Although the National Fascist Party of wartime dictator Benito Mussolini was banned under Italy's post-war constitution, several parties inherited its place on the far right of Italian politics. Il Duce's legacy is itself a topic of fierce debate for many Italians. His granddaughter, Alessandra Mussolini, a parliamentarian in Silvio Berlusconi's right-wing People of Freedom bloc, is unashamed of much of her grandfather's record in power and made headlines throughout Europe in 2006 when she told a transgender MP that it was "better to be a fascist than a faggot". The centre-right People of Freedom group contains several socially conservative factions, some of which can trace their roots to the neo-fascist Italian Social Movement, which succeeded Mussolini's party, and split into the more moderate National Alliance and the ardently fascist Tricolour Flame, which still has 5,000 members.

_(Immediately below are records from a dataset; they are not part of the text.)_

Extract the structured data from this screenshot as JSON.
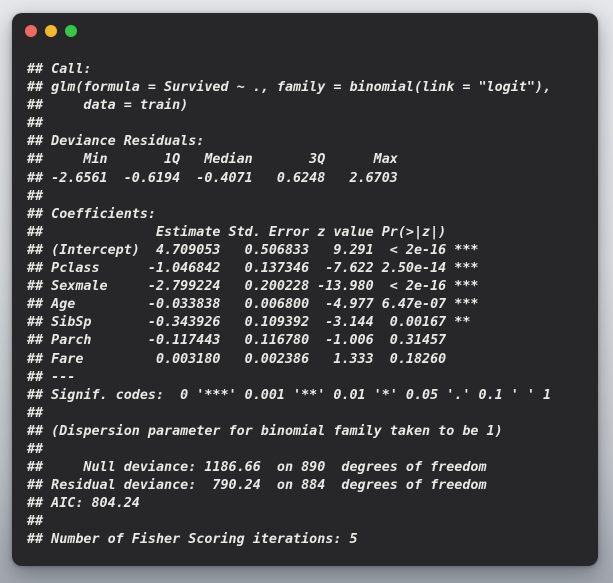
{
  "window": {
    "kind": "terminal-console",
    "controls": {
      "close_color": "#ee6a5f",
      "minimize_color": "#f3b92e",
      "zoom_color": "#36c648"
    },
    "console": {
      "lines": [
        "## Call:",
        "## glm(formula = Survived ~ ., family = binomial(link = \"logit\"),",
        "##     data = train)",
        "##",
        "## Deviance Residuals:",
        "##     Min       1Q   Median       3Q      Max",
        "## -2.6561  -0.6194  -0.4071   0.6248   2.6703",
        "##",
        "## Coefficients:",
        "##              Estimate Std. Error z value Pr(>|z|)",
        "## (Intercept)  4.709053   0.506833   9.291  < 2e-16 ***",
        "## Pclass      -1.046842   0.137346  -7.622 2.50e-14 ***",
        "## Sexmale     -2.799224   0.200228 -13.980  < 2e-16 ***",
        "## Age         -0.033838   0.006800  -4.977 6.47e-07 ***",
        "## SibSp       -0.343926   0.109392  -3.144  0.00167 **",
        "## Parch       -0.117443   0.116780  -1.006  0.31457",
        "## Fare         0.003180   0.002386   1.333  0.18260",
        "## ---",
        "## Signif. codes:  0 '***' 0.001 '**' 0.01 '*' 0.05 '.' 0.1 ' ' 1",
        "##",
        "## (Dispersion parameter for binomial family taken to be 1)",
        "##",
        "##     Null deviance: 1186.66  on 890  degrees of freedom",
        "## Residual deviance:  790.24  on 884  degrees of freedom",
        "## AIC: 804.24",
        "##",
        "## Number of Fisher Scoring iterations: 5"
      ]
    }
  },
  "colors": {
    "window_background": "#272729",
    "console_text": "#e9e8e5",
    "desktop_top": "#e6e7ea",
    "desktop_bottom": "#a2a7b0"
  }
}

No country in Europe is as vigilant over the rise of the far right as Germany. But in recent years, neo-Nazi groups have never been far from the headlines and there are fears that extremist views are becoming more mainstream. One of the biggest scandals to hit in recent times unfolded last year when it emerged that Germany's domestic security service had destroyed key files relating to the National Socialist Underground, a neo-Nazi terrorist cell responsible for murdering nine immigrants and a policewoman, launching two bomb attacks and robbing several banks since 2000. At the end of last year, a report found that as many as 16 per cent of (former) East Germans hold a "fixed extreme right-wing worldview". The main rallying point for the far right is the 6,000-member National Democratic Party (NPD), described by the domestic intelligence agency as "racist and anti-Semitic".

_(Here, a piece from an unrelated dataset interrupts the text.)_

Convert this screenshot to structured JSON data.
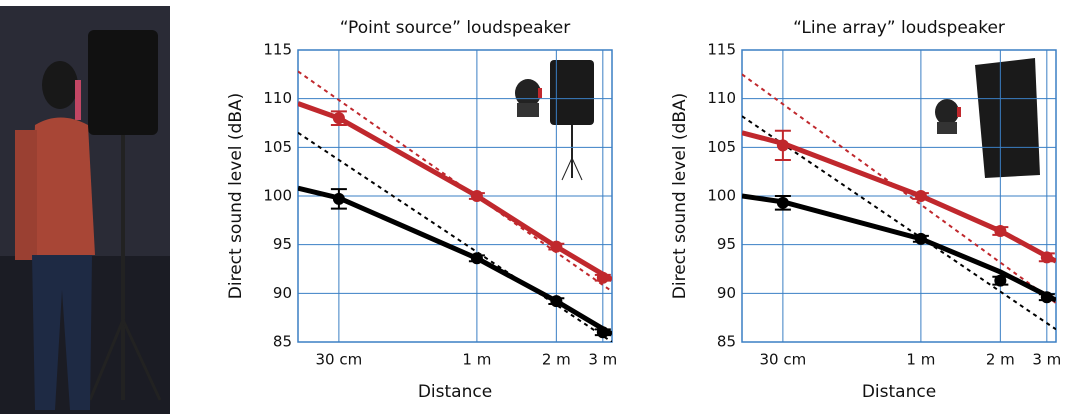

In 2011, Norway, widely regarded as one of Europe's most tolerant societies, was rocked by the killing of 77 people – most of them young members of the Labour Party – by the far-right terrorist Anders Behring Breivik, who had published a manifesto characterising himself as a warrior against the 'Islamisation' of Europe. The atrocities and their motive raised difficult questions for Norway, which opened its doors to immigration four decades ago. Concessions made to Muslims, who make up 2 per cent of the population, at the apparent expense of Norwegian culture, had already become an election issue in 2009, when Siv Jensen, the leader of the country's second-largest political force, the Progress Party, warned against the "sneak-Islamisation" of the country. Far-right groups such as Vigrid and Stop Islamisation of Norway remain active and their leaders were invited to give evidence at Breivik's trial, as proof that the mass-murderer was sane, because his ideology was shared by others.
Jobbik, generally considered to be anti-Semitic and anti-Roma, is Hungary's third-largest political party. Although it denies it is racist, the party caused outrage in November 2012 when parliamentarian Marton Gyongyosi called for a list of Jews "living here, and especially in parliament and government, who represent a threat to national security". Founded in 2002 as a youth movement, the party, which took 16 per cent of the vote in 2010 and has 44 MPs, also has close ties to the unofficial paramilitary organisation, the Hungarian Guard, known for marching through Roma areas. It was banned in 2009, but has re-formed as a different entity. Jobbik's leadership come from the ranks of Hungary's intellectual elite: Mr Gyongyosi is a graduate of Trinity College, Dublin and worked as a tax adviser for KPMG.